4 Observations on Talking to People

Connecting with People

Talking to people is something that seasoned marketers take for granted. At least the successful ones.

But you might not be so sure. If you’ve worked in a traditional job for years, you’ve probably gotten used to talking to the same people every… single… day. When you strike out on your own, though, it’s network or perish.

“But I don’t want to talk to people!” you might be thinking. “I just want to do [web design/accounting/whatever your business is]!”

Sorry, Charlie. Unless you have the great fortune of being “discovered” early on by evangelists who are so enthusiastic about what you do that they run out and spread the word like wildfire… well, you’re going to have to get out there and create connections yourself.

The good news is… you can do it. At least if you’re willing to dispense with the “I’m not good at talking to people” nonsense. No one is born a great conversationalist. That person you know who “can just talk to anybody” – she likely spent years honing her conversation skills.

Look, I get where you’re coming from. I spent years tucked behind a laptop, taking whatever gigs I could get because I decided that I wasn’t good at talking to people. Or, more truthfully, that I wasn’t good enough to engage others in conversation.

A few observations that have unchained me from the fear of networking (and they just might help you and your business, too)…

1) A friendly attitude is all it takes to open the door. If you’re not feeling friendly when you walk out the door, do whatever it takes to put yourself in an approachable state of mind. Meditate. Queue up bubblegum 80s rock on your iPod. If all else fails, smile and the rest will follow.

2) Focusing on the other person makes sustaining a conversation much simpler. Even if you ultimately hope to spread the word about your business, you’ll find it much easier to engage others if you keep the conversation on the person you’re talking to. This isn’t being manipulative, kids. It’s called building quality relationships. And a relationship is much more likely to earn you a sale (or a referral) than a pitch.
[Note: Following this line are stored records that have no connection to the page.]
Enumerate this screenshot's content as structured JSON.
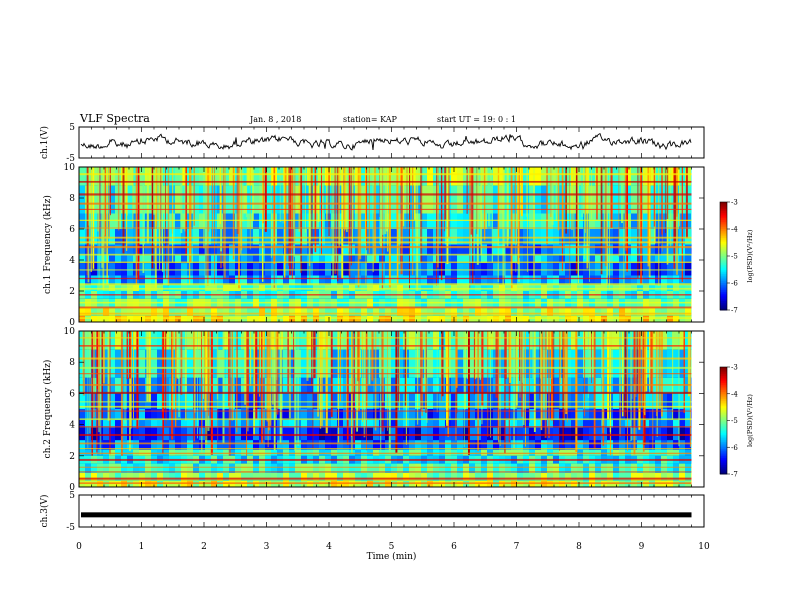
{
  "header": {
    "title": "VLF Spectra",
    "date": "Jan. 8 , 2018",
    "station": "station= KAP",
    "start": "start UT = 19: 0 : 1"
  },
  "chart_data": [
    {
      "id": "ch1-waveform",
      "type": "line",
      "ylabel": "ch.1(V)",
      "ylim": [
        -5,
        5
      ],
      "yticks": [
        "5",
        "-5"
      ],
      "xlim": [
        0,
        10
      ],
      "series": [
        {
          "values_description_free": true,
          "x_end": 9.8,
          "baseline": 0,
          "amplitude": 1.6
        }
      ]
    },
    {
      "id": "ch1-spectrogram",
      "type": "heatmap",
      "ylabel": "ch.1 Frequency (kHz)",
      "ylim": [
        0,
        10
      ],
      "yticks": [
        "0",
        "2",
        "4",
        "6",
        "8",
        "10"
      ],
      "xlim": [
        0,
        10
      ],
      "x_end": 9.8,
      "colorbar": {
        "label": "log(PSD)(V²/Hz)",
        "range": [
          -7,
          -3
        ],
        "ticks": [
          "-3",
          "-4",
          "-5",
          "-6",
          "-7"
        ]
      }
    },
    {
      "id": "ch2-spectrogram",
      "type": "heatmap",
      "ylabel": "ch.2 Frequency (kHz)",
      "ylim": [
        0,
        10
      ],
      "yticks": [
        "0",
        "2",
        "4",
        "6",
        "8",
        "10"
      ],
      "xlim": [
        0,
        10
      ],
      "x_end": 9.8,
      "colorbar": {
        "label": "log(PSD)(V²/Hz)",
        "range": [
          -7,
          -3
        ],
        "ticks": [
          "-3",
          "-4",
          "-5",
          "-6",
          "-7"
        ]
      }
    },
    {
      "id": "ch3-waveform",
      "type": "line",
      "ylabel": "ch.3(V)",
      "ylim": [
        -5,
        5
      ],
      "yticks": [
        "5",
        "-5"
      ],
      "xlim": [
        0,
        10
      ],
      "series": [
        {
          "x_end": 9.8,
          "value": -1.2
        }
      ]
    }
  ],
  "xaxis": {
    "label": "Time (min)",
    "ticks": [
      "0",
      "1",
      "2",
      "3",
      "4",
      "5",
      "6",
      "7",
      "8",
      "9",
      "10"
    ]
  }
}
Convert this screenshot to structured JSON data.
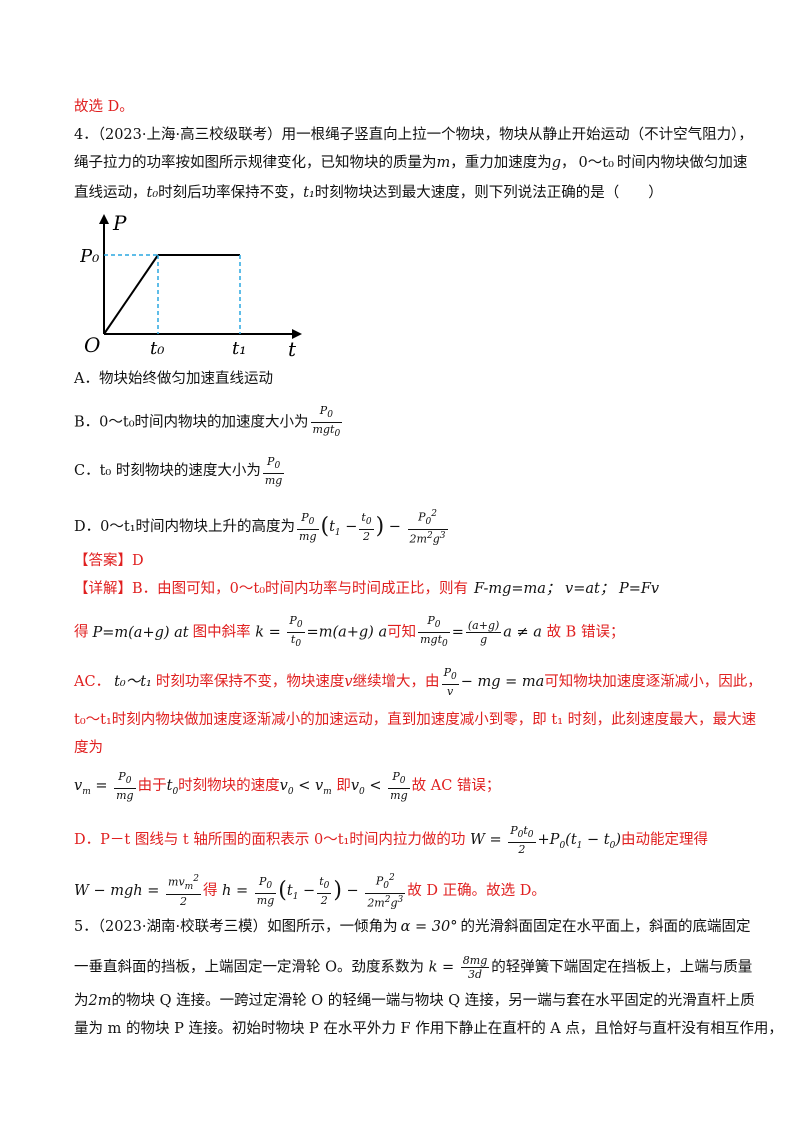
{
  "prev_answer": "故选 D。",
  "q4": {
    "number": "4．",
    "source": "（2023·上海·高三校级联考）",
    "stem_1": "用一根绳子竖直向上拉一个物块，物块从静止开始运动（不计空气阻力），",
    "stem_2a": "绳子拉力的功率按如图所示规律变化，已知物块的质量为",
    "stem_2b": "，重力加速度为",
    "stem_2c": "时间内物块做匀加速",
    "stem_3a": "直线运动，",
    "stem_3b": "时刻后功率保持不变，",
    "stem_3c": "时刻物块达到最大速度，则下列说法正确的是（　　）",
    "var_m": "m",
    "var_g": "g",
    "range_0_t0": "0～t₀",
    "t0": "t₀",
    "t1": "t₁"
  },
  "graph": {
    "y_axis_label": "P",
    "x_axis_label": "t",
    "origin_label": "O",
    "p0_label": "P₀",
    "t0_label": "t₀",
    "t1_label": "t₁"
  },
  "options": {
    "A": "A．物块始终做匀加速直线运动",
    "B_label": "B．",
    "B_text": "0～t₀时间内物块的加速度大小为",
    "C_label": "C．",
    "C_text": "t₀ 时刻物块的速度大小为",
    "D_label": "D．",
    "D_text": "0～t₁时间内物块上升的高度为"
  },
  "answer": {
    "label": "【答案】",
    "value": "D"
  },
  "explain": {
    "label": "【详解】",
    "b1": "B．由图可知，0～t₀时间内功率与时间成正比，则有",
    "b1_eq": "F-mg=ma；  v=at；  P=Fv",
    "b2a": "得",
    "b2_eq": "P=m(a+g) at",
    "b2b": "图中斜率",
    "b2c": "可知",
    "b2d": "故 B 错误；",
    "ac1a": "AC．",
    "ac1_range": "t₀～t₁",
    "ac1b": "时刻功率保持不变，物块速度",
    "ac1_v": "v",
    "ac1c": "继续增大，由",
    "ac1d": "可知物块加速度逐渐减小，因此，",
    "ac2": "t₀～t₁时刻内物块做加速度逐渐减小的加速运动，直到加速度减小到零，即 t₁ 时刻，此刻速度最大，最大速",
    "ac3": "度为",
    "ac4a": "由于",
    "ac4b": "时刻物块的速度",
    "ac4c": "即",
    "ac4d": "故 AC 错误；",
    "d1a": "D．P－t 图线与 t 轴所围的面积表示 0～t₁时间内拉力做的功",
    "d1b": "由动能定理得",
    "d2a": "得",
    "d2b": "故 D 正确。故选 D。"
  },
  "q5": {
    "l1a": "5．（2023·湖南·校联考三模）如图所示，一倾角为",
    "l1_eq": "α = 30°",
    "l1b": "的光滑斜面固定在水平面上，斜面的底端固定",
    "l2a": "一垂直斜面的挡板，上端固定一定滑轮 O。劲度系数为",
    "l2b": "的轻弹簧下端固定在挡板上，上端与质量",
    "l3a": "为",
    "l3_eq": "2m",
    "l3b": "的物块 Q 连接。一跨过定滑轮 O 的轻绳一端与物块 Q 连接，另一端与套在水平固定的光滑直杆上质",
    "l4": "量为 m 的物块 P 连接。初始时物块 P 在水平外力 F 作用下静止在直杆的 A 点，且恰好与直杆没有相互作用，"
  }
}
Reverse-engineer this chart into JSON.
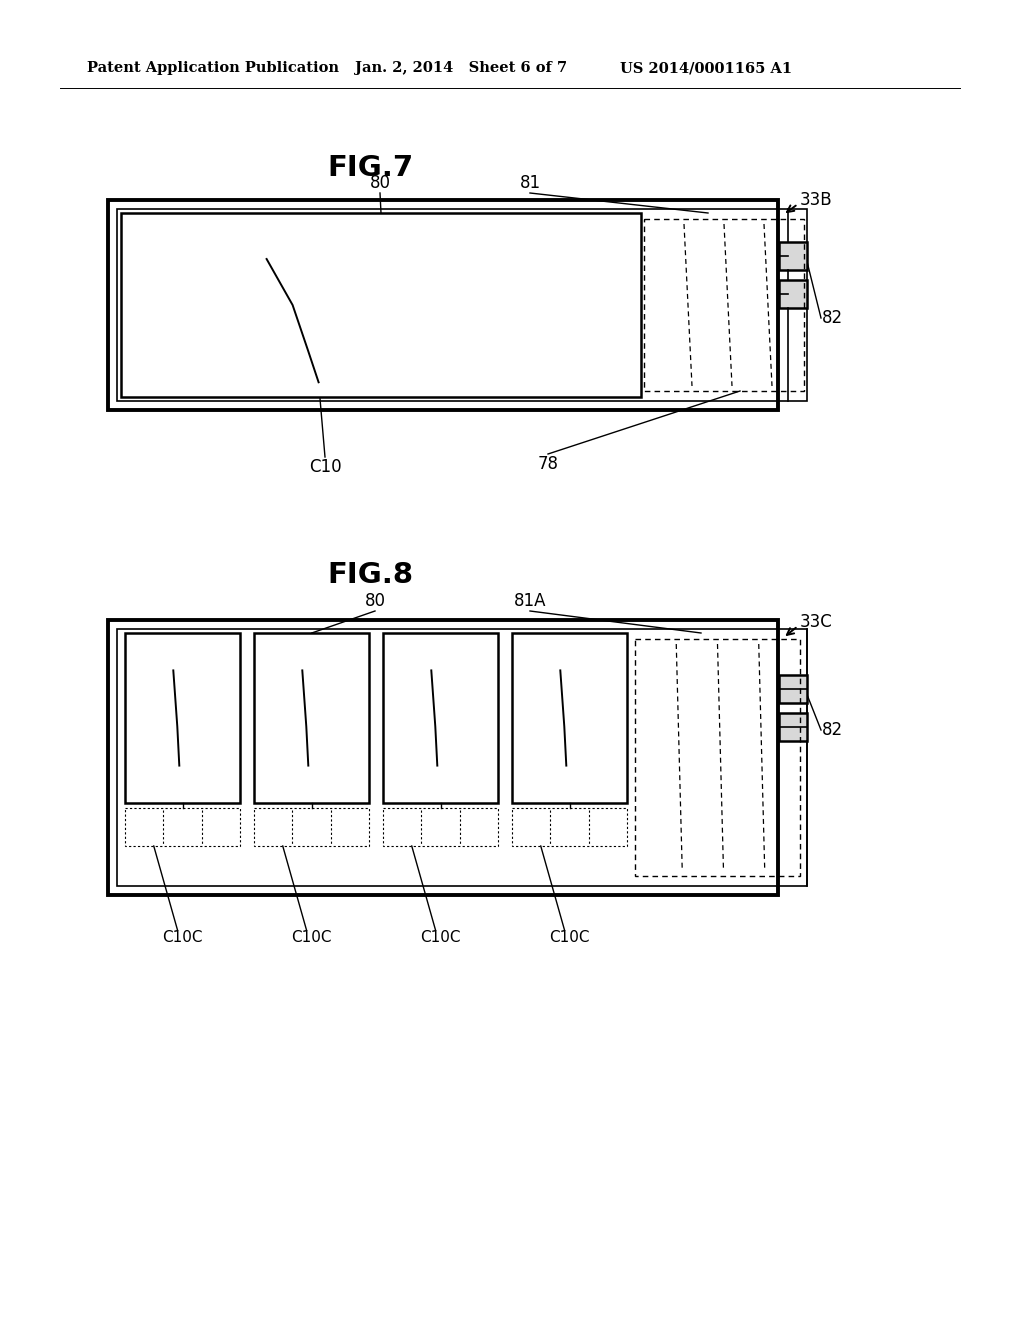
{
  "bg_color": "#ffffff",
  "text_color": "#000000",
  "header_left": "Patent Application Publication",
  "header_center": "Jan. 2, 2014   Sheet 6 of 7",
  "header_right": "US 2014/0001165 A1",
  "fig7_title": "FIG.7",
  "fig8_title": "FIG.8",
  "line_color": "#000000"
}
3) Remember that receptiveness is closely linked to appearance. If you’re headed to the store in sweatpants and a rumpled t-shirt, you’re not terribly likely to make a meaningful connection. Maintaining an appearance that creates what you want to convey, on the other hand, commands respect and attention… even if you’re secretly terrified. (And is it really so hard to throw on a button-down or a nice blouse before you leave the house?)

4) The worst that will probably happen is that you’ll be rejected. Unless you’re trying to strike up a conversation with a silverback gorilla, you’re probably in no danger of bodily harm. The effects of anything short of a sound beating are up to you. Yes, you’re going to encounter people who aren’t interested in connecting with you. They might be having a bad day, worried about a relative in the hospital, or thinking about the thousand things they need to get done today. Or (and this is rarer that you might imagine), maybe they’re just generally unpleasant people. If that’s the case, it’s not your problem. At least, not if you don’t make it your problem.

It’s the “potential for rejection” part that gets most people. But whether a person rejects your attempt to connect because his mind is elsewhere or because of a persistently bad attitude, you get to decide whether you own that rejection. No one is making you own it.

One way to put it into perspective is this: There are roughly 7 billion human beings occupying this planet right now. One of them has roundly snubbed you. So what? When you’re making connections and raising awareness about your business, you don’t need every single person to care about connecting with you.

Make it a point to get out and connect with five people tomorrow. And the day after that. And…

Not all of them will help your business. Maybe none will. But developing the ability to simply talk to people allows you to plant seeds, and you can rest assured that some of those seeds will eventually grow.